Nov 24, 2012

Massive, Meta and Other Methods

On Nov 15 I spoke at the Teneo Talent in the Cyber-Age seminar in Istanbul on the topic of 'The future of leadership development: massive, meta and other methods'. Below are the slides.


This was of course not the first conference on future trends and their implications for HR, and it won't be the last. Here is how it typically goes: you get together and discuss the forces that change the world (demographics, technology, globalisation, etc), then you predict what that means for FutureWorld (volatile, different power equilibriums, etc) and then you all think about how to get there and go back to good old work.

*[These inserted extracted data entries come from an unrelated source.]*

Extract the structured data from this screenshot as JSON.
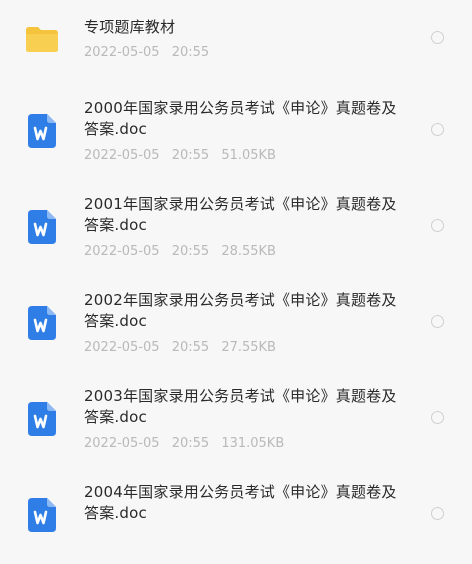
{
  "items": [
    {
      "type": "folder",
      "icon": "folder-icon",
      "name": "专项题库教材",
      "date": "2022-05-05",
      "time": "20:55",
      "size": ""
    },
    {
      "type": "doc",
      "icon": "word-doc-icon",
      "name": "2000年国家录用公务员考试《申论》真题卷及答案.doc",
      "date": "2022-05-05",
      "time": "20:55",
      "size": "51.05KB"
    },
    {
      "type": "doc",
      "icon": "word-doc-icon",
      "name": "2001年国家录用公务员考试《申论》真题卷及答案.doc",
      "date": "2022-05-05",
      "time": "20:55",
      "size": "28.55KB"
    },
    {
      "type": "doc",
      "icon": "word-doc-icon",
      "name": "2002年国家录用公务员考试《申论》真题卷及答案.doc",
      "date": "2022-05-05",
      "time": "20:55",
      "size": "27.55KB"
    },
    {
      "type": "doc",
      "icon": "word-doc-icon",
      "name": "2003年国家录用公务员考试《申论》真题卷及答案.doc",
      "date": "2022-05-05",
      "time": "20:55",
      "size": "131.05KB"
    },
    {
      "type": "doc",
      "icon": "word-doc-icon",
      "name": "2004年国家录用公务员考试《申论》真题卷及答案.doc",
      "date": "",
      "time": "",
      "size": ""
    }
  ],
  "colors": {
    "background": "#f7f7f7",
    "folder": "#f6c33d",
    "word_blue": "#2f7ee8",
    "title_text": "#2a2a2a",
    "meta_text": "#b9b9b9"
  }
}
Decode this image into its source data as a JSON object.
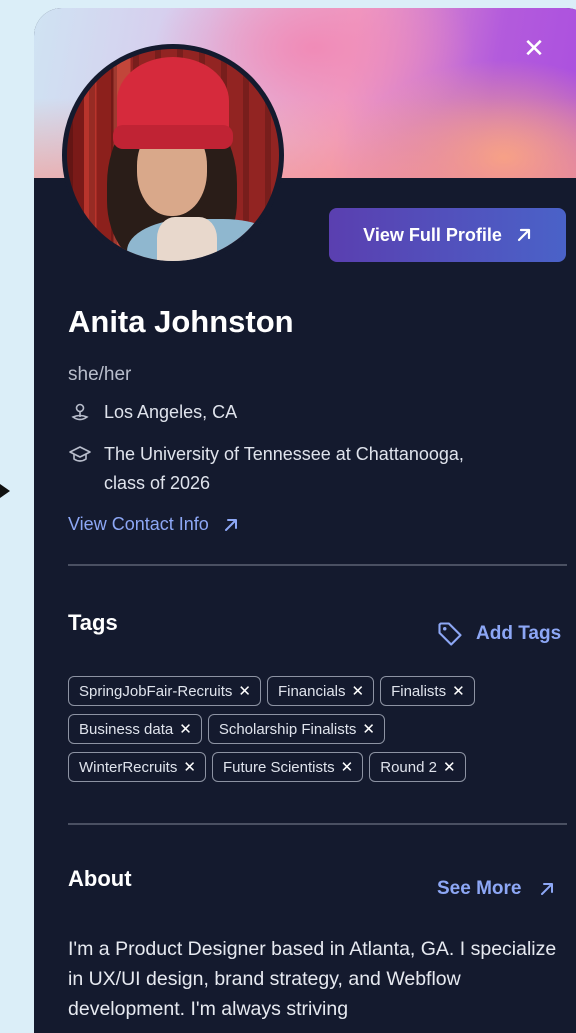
{
  "header": {
    "close_label": "✕",
    "view_full_profile_label": "View Full Profile"
  },
  "profile": {
    "name": "Anita Johnston",
    "pronouns": "she/her",
    "location": "Los Angeles, CA",
    "education_line1": "The University of Tennessee at Chattanooga,",
    "education_line2": "class of 2026",
    "contact_link_label": "View Contact Info"
  },
  "tags_section": {
    "title": "Tags",
    "add_label": "Add Tags",
    "rows": [
      [
        "SpringJobFair-Recruits",
        "Financials",
        "Finalists"
      ],
      [
        "Business data",
        "Scholarship Finalists"
      ],
      [
        "WinterRecruits",
        "Future Scientists",
        "Round 2"
      ]
    ],
    "remove_symbol": "✕"
  },
  "about_section": {
    "title": "About",
    "see_more_label": "See More",
    "text": "I'm a Product Designer based in Atlanta, GA. I specialize in UX/UI design, brand strategy, and Webflow development. I'm always striving"
  },
  "colors": {
    "card_bg": "#141a2e",
    "accent_link": "#8da7f5",
    "button_gradient_start": "#5a3fb0",
    "button_gradient_end": "#4a62c8",
    "page_bg": "#dbeef8"
  }
}
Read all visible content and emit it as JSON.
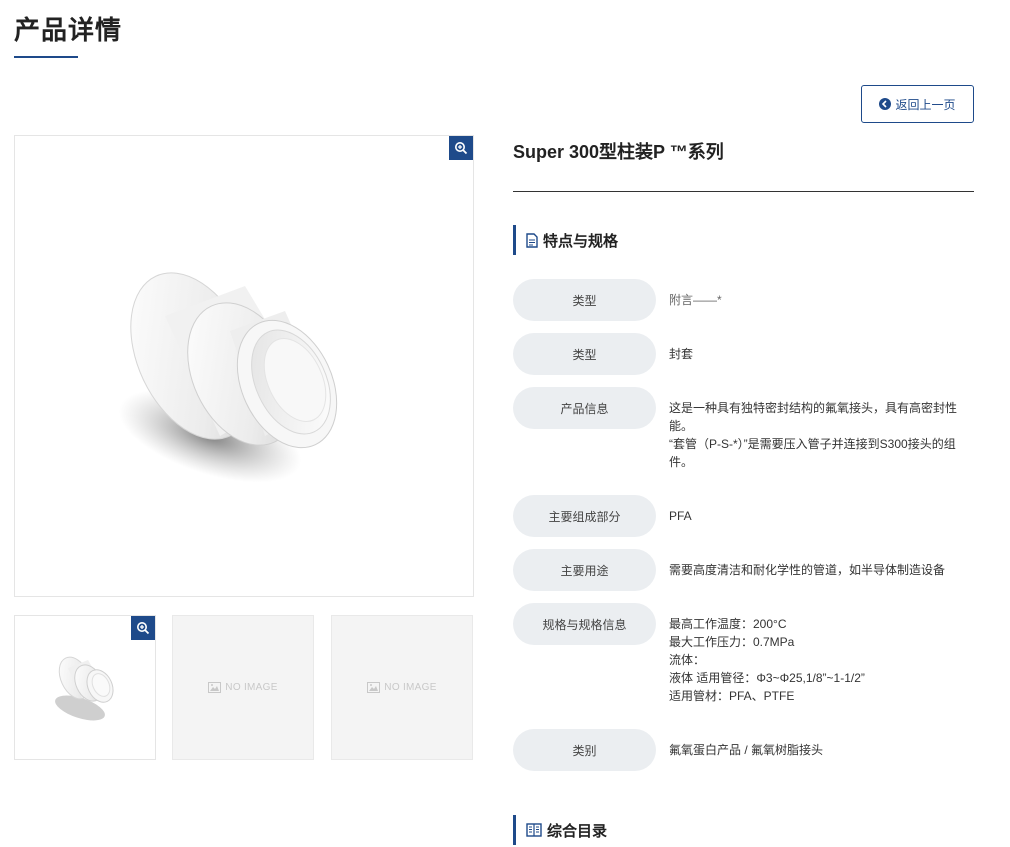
{
  "page": {
    "title": "产品详情",
    "back_label": "返回上一页"
  },
  "product": {
    "name": "Super 300型柱装P ™系列"
  },
  "gallery": {
    "no_image_label": "NO IMAGE"
  },
  "sections": {
    "features_title": "特点与规格",
    "catalog_title": "综合目录"
  },
  "specs": [
    {
      "label": "类型",
      "lines": [
        "附言——*"
      ]
    },
    {
      "label": "类型",
      "lines": [
        "封套"
      ]
    },
    {
      "label": "产品信息",
      "lines": [
        "这是一种具有独特密封结构的氟氧接头，具有高密封性",
        "能。",
        "“套管（P-S-*）”是需要压入管子并连接到S300接头的组",
        "件。"
      ]
    },
    {
      "label": "主要组成部分",
      "lines": [
        "PFA"
      ]
    },
    {
      "label": "主要用途",
      "lines": [
        "需要高度清洁和耐化学性的管道，如半导体制造设备"
      ]
    },
    {
      "label": "规格与规格信息",
      "lines": [
        "最高工作温度：200°C",
        "最大工作压力：0.7MPa",
        "流体：",
        "液体 适用管径：Φ3~Φ25,1/8”~1-1/2”",
        "适用管材：PFA、PTFE"
      ]
    },
    {
      "label": "类别",
      "lines": [
        "氟氧蛋白产品 / 氟氧树脂接头"
      ]
    }
  ],
  "colors": {
    "accent": "#1e4a8a",
    "label_bg": "#ebeef1"
  }
}
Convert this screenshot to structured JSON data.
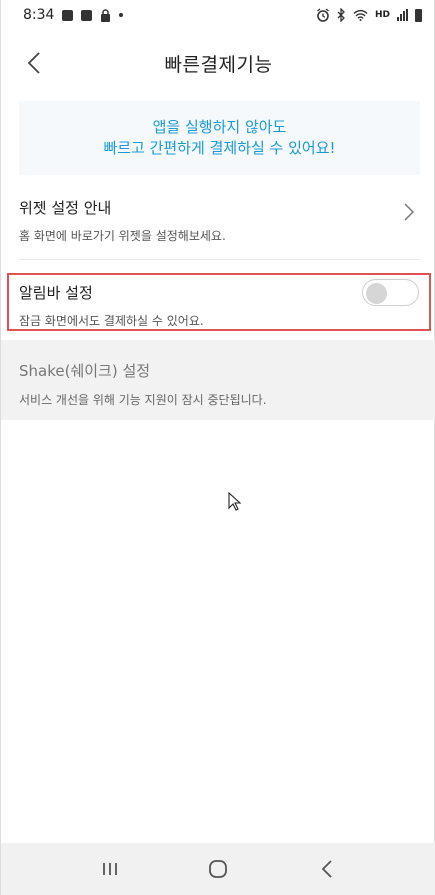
{
  "status_bar": {
    "time": "8:34",
    "hd_label": "HD",
    "left_icons": [
      "gallery-icon",
      "news-icon",
      "lock-icon"
    ],
    "right_icons": [
      "alarm-icon",
      "bluetooth-icon",
      "wifi-icon",
      "signal-icon",
      "battery-icon"
    ]
  },
  "header": {
    "title": "빠른결제기능",
    "back_icon": "chevron-left-icon"
  },
  "notice": {
    "line1": "앱을 실행하지 않아도",
    "line2": "빠르고 간편하게 결제하실 수 있어요!",
    "color": "#1a9ad6"
  },
  "settings": {
    "widget": {
      "title": "위젯 설정 안내",
      "description": "홈 화면에 바로가기 위젯을 설정해보세요."
    },
    "alarm_bar": {
      "title": "알림바 설정",
      "description": "잠금 화면에서도 결제하실 수 있어요.",
      "toggle_on": false
    },
    "shake": {
      "title": "Shake(쉐이크) 설정",
      "description": "서비스 개선을 위해 기능 지원이 잠시 중단됩니다.",
      "disabled": true
    }
  },
  "highlight_color": "#e05252",
  "nav_bar": {
    "buttons": [
      "recent-apps-icon",
      "home-icon",
      "back-icon"
    ]
  }
}
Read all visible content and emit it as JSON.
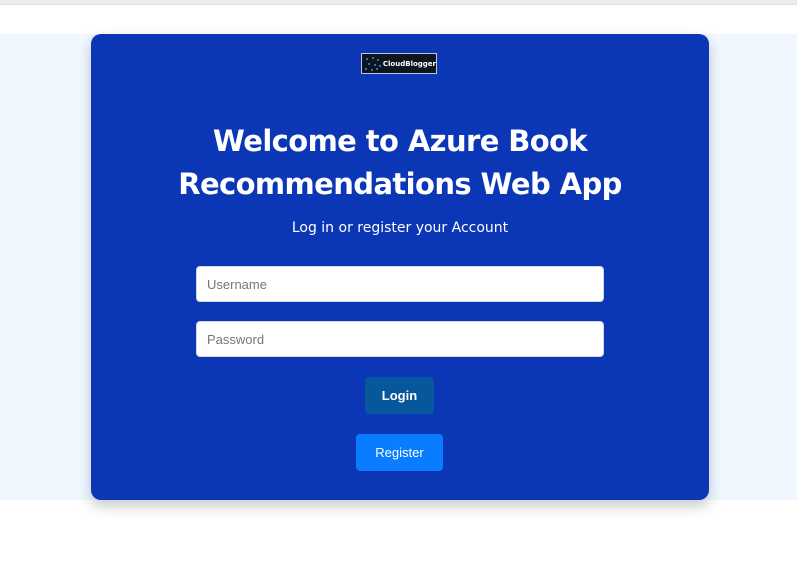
{
  "logo": {
    "text": "CloudBlogger",
    "icon": "cloud-blogger-logo-icon"
  },
  "heading": {
    "title": "Welcome to Azure Book Recommendations Web App"
  },
  "subtitle": "Log in or register your Account",
  "form": {
    "username_placeholder": "Username",
    "password_placeholder": "Password",
    "login_label": "Login",
    "register_label": "Register"
  },
  "colors": {
    "card_background": "#0b36b5",
    "page_band": "#f0f7ff",
    "login_button": "#07579c",
    "register_button": "#0a7cff"
  }
}
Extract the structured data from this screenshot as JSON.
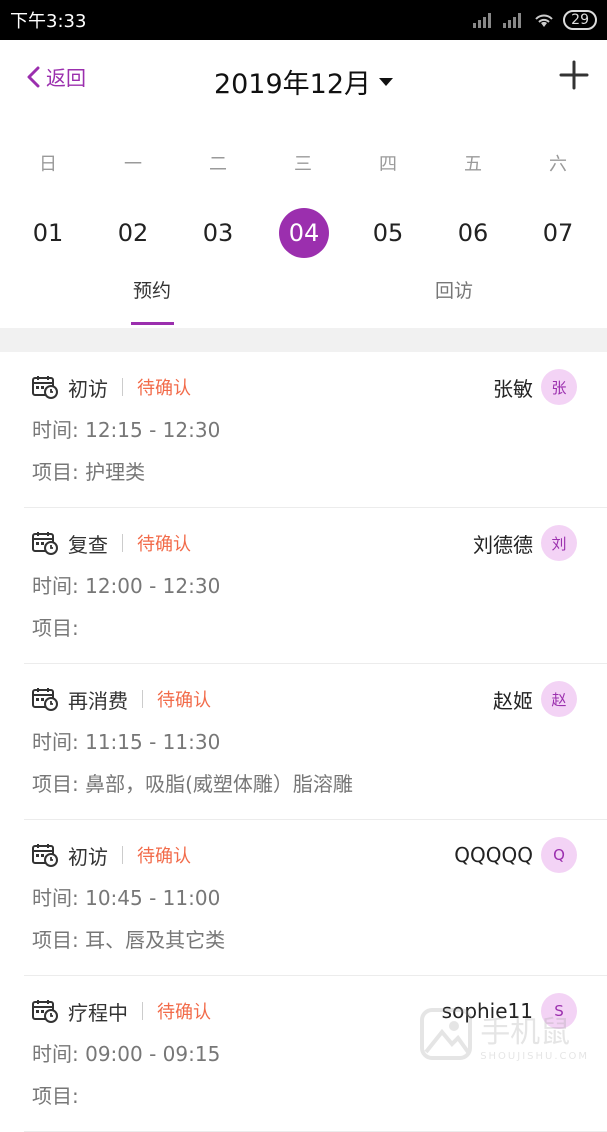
{
  "status_bar": {
    "time": "下午3:33",
    "battery": "29"
  },
  "header": {
    "back_label": "返回",
    "month_title": "2019年12月"
  },
  "weekdays": [
    "日",
    "一",
    "二",
    "三",
    "四",
    "五",
    "六"
  ],
  "dates": [
    "01",
    "02",
    "03",
    "04",
    "05",
    "06",
    "07"
  ],
  "selected_date": "04",
  "tabs": [
    {
      "label": "预约",
      "active": true
    },
    {
      "label": "回访",
      "active": false
    }
  ],
  "labels": {
    "time": "时间:",
    "project": "项目:"
  },
  "appointments": [
    {
      "type": "初访",
      "status": "待确认",
      "name": "张敏",
      "avatar": "张",
      "time": "12:15 - 12:30",
      "project": "护理类"
    },
    {
      "type": "复查",
      "status": "待确认",
      "name": "刘德德",
      "avatar": "刘",
      "time": "12:00 - 12:30",
      "project": ""
    },
    {
      "type": "再消费",
      "status": "待确认",
      "name": "赵姬",
      "avatar": "赵",
      "time": "11:15 - 11:30",
      "project": "鼻部，吸脂(威塑体雕）脂溶雕"
    },
    {
      "type": "初访",
      "status": "待确认",
      "name": "QQQQQ",
      "avatar": "Q",
      "time": "10:45 - 11:00",
      "project": "耳、唇及其它类"
    },
    {
      "type": "疗程中",
      "status": "待确认",
      "name": "sophie11",
      "avatar": "S",
      "time": "09:00 - 09:15",
      "project": ""
    }
  ],
  "watermark": {
    "text": "手机鼠",
    "sub": "SHOUJISHU.COM"
  },
  "colors": {
    "accent": "#9B2FAE",
    "status": "#F26B4A",
    "avatar_bg": "#F3D3F5"
  }
}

Been to a similar event?
I've done a bit of the same: stated how the 'VUCA' (volatile-uncertain-complex-ambiguous) is different from the age of the 'Organization Man', predicted from that if certain practices would become more or less important in such a world and what the trends ahead were. (Hint: it is in the 3 M-words)

Now here is an experiment you can do next time on such a gathering: get 15 or more senior people together and give them a flip chart on what needs to change in the future. Within a reasonable amount of time (let's say 20 min) you will have a pretty good list of what needs to change. They know. We know. Knowledge is thus not the problem and seminars and speakers not the solution. So I ended with an open question: what will stop us? What will stop us in HR from starting to change towards these future trends? Or better: how will we set our own change journey in motion?
I do not have the unique answer, but I think the answer is not that different from what stops individual leaders to change to more effective habits. Change is hard and uncomfortable. Change takes time and repeated attention. And change rarely succeeds in isolation. So knowing that, what will it take?